Stumper: As for ADZ, this from Wikipedia: “The adze is also used for demolition of old buildings by hand for salvage. The single tool can serve all the needs of deconstruction with proper use.”
The citation is this New York Times article.
Sorry I’m late to the party; LOVED the NYT, comprised, as it is, of such recherché verbiage that others find it “ugly”–Baroque and rococo, à la the castle of Otranto.
I think that variants such as “comprised of” should be limited to answers (I would rather not see them, though) and should not appear in clues, unless such usages are there for a particular reason. Thank you, Amy, for pointing out the phrase, although it was there screaming already. I was so happy yesterday with Patrick Berry and Will for the spelling “jelled” for the verb, and now this.
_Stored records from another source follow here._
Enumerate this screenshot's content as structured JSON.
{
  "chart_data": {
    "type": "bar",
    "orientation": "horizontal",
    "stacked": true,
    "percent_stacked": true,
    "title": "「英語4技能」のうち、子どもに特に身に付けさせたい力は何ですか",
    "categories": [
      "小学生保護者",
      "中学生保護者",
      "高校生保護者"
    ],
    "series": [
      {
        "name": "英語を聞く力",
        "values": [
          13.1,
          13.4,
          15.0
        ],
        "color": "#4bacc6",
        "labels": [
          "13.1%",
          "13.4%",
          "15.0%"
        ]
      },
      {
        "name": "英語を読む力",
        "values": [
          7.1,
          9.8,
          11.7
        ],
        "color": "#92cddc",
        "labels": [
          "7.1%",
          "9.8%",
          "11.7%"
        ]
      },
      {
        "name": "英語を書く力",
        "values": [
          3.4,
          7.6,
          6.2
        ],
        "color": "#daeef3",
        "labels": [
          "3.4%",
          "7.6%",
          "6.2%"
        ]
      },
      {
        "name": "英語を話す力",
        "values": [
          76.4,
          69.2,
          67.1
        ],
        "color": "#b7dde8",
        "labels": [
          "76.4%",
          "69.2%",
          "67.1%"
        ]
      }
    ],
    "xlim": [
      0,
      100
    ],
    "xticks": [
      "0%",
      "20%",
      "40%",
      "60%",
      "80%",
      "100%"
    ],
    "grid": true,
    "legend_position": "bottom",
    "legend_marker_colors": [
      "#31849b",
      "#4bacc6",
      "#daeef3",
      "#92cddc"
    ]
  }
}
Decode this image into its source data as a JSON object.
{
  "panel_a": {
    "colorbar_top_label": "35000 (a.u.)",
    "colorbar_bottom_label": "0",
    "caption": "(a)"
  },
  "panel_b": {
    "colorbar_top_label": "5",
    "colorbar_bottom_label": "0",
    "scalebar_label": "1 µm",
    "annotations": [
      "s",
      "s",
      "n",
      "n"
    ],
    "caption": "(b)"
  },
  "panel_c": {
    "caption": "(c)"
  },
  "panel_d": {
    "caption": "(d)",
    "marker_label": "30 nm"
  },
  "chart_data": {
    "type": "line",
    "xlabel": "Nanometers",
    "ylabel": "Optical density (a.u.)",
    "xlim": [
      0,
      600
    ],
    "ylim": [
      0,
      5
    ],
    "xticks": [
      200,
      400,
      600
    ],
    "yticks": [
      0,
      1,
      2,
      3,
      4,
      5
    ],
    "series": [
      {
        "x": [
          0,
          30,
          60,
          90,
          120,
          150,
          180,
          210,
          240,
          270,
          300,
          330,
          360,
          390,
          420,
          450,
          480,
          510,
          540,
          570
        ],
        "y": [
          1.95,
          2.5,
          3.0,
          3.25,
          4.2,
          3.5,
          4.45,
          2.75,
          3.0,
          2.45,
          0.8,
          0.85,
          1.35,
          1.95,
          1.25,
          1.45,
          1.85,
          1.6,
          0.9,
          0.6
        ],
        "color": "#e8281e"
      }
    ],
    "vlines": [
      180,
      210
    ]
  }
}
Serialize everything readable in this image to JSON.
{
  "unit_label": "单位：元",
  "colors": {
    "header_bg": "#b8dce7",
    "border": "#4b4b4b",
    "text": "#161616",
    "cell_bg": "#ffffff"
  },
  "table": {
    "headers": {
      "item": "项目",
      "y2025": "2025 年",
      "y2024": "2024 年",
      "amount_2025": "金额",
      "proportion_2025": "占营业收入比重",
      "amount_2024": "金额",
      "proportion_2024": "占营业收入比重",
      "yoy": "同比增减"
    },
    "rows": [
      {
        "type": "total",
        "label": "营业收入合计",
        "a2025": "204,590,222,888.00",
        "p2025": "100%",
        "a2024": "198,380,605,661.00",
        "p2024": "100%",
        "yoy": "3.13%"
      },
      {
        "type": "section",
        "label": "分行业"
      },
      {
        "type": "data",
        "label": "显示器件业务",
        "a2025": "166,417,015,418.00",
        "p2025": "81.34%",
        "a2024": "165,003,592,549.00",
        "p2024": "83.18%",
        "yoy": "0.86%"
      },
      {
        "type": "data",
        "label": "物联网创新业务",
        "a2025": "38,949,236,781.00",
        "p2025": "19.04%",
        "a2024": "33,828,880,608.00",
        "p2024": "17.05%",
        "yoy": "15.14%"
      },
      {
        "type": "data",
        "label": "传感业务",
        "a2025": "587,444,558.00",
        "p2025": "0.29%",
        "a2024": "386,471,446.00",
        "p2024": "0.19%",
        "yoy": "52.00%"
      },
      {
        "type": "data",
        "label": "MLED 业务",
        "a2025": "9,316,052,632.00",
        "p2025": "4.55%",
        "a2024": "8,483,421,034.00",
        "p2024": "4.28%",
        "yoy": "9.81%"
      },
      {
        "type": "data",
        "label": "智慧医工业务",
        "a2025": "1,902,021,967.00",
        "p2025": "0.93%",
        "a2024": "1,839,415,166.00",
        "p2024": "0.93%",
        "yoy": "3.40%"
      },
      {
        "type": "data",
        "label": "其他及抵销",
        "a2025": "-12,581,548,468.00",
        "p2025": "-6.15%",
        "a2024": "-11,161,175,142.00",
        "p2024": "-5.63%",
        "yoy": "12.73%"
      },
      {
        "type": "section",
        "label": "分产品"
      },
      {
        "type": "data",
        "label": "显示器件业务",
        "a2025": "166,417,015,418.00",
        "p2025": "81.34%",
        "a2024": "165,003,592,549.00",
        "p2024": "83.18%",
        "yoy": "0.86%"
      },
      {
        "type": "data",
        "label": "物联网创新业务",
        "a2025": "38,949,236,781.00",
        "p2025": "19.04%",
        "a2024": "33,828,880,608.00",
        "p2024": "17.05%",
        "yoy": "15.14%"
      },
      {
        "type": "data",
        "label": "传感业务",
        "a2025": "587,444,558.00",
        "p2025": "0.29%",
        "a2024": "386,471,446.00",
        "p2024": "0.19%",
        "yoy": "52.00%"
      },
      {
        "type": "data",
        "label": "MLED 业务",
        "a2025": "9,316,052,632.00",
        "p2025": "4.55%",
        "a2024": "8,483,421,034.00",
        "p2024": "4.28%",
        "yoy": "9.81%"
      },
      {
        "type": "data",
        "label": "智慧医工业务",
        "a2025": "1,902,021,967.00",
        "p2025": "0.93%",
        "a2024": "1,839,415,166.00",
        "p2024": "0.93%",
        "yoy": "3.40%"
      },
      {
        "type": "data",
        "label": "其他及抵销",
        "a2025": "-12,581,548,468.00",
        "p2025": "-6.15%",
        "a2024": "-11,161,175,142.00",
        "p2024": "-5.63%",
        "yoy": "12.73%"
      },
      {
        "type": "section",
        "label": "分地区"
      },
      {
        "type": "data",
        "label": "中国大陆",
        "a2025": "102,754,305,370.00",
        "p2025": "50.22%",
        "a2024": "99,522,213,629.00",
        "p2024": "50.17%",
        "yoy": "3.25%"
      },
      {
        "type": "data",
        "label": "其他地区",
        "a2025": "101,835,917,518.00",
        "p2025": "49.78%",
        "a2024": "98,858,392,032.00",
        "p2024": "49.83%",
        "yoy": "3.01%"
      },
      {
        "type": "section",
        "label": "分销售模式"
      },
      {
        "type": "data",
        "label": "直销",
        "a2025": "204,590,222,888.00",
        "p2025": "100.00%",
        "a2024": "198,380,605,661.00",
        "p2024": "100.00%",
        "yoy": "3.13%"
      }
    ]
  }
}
Being new to the world of blogdom, I’m not sure if this ship has sailed or if any one reads old posts but can someone explain the answer, “OWNER” to the clue, LAND’S END” on the Saturday Stumper. I don’t get it! Help!
OWNER is the end of the term “LAND OWNER”.
AHA! Thank you, Jeffrey!
Jared, you are right. Comprises = is made of, is composed of. Comprise is not a correct form; also, folks who say “comprised of” are saying “made up of of”. Correct use is “comprises” for present tense, “comprised” for past tense, “will comprise” for future tense.
Amy, thank you for solving my question (they’re in feet), this blog was hard to find but love it. I wish you took Pay Pal! I will try to remember to have a credit card handy next time I stop by so I can help try to keep you going!
@Kacy, thanks! The “Donate” button above those credit card icons is, in fact, a PayPal donation button. PayPal: It’s everywhere you want to be.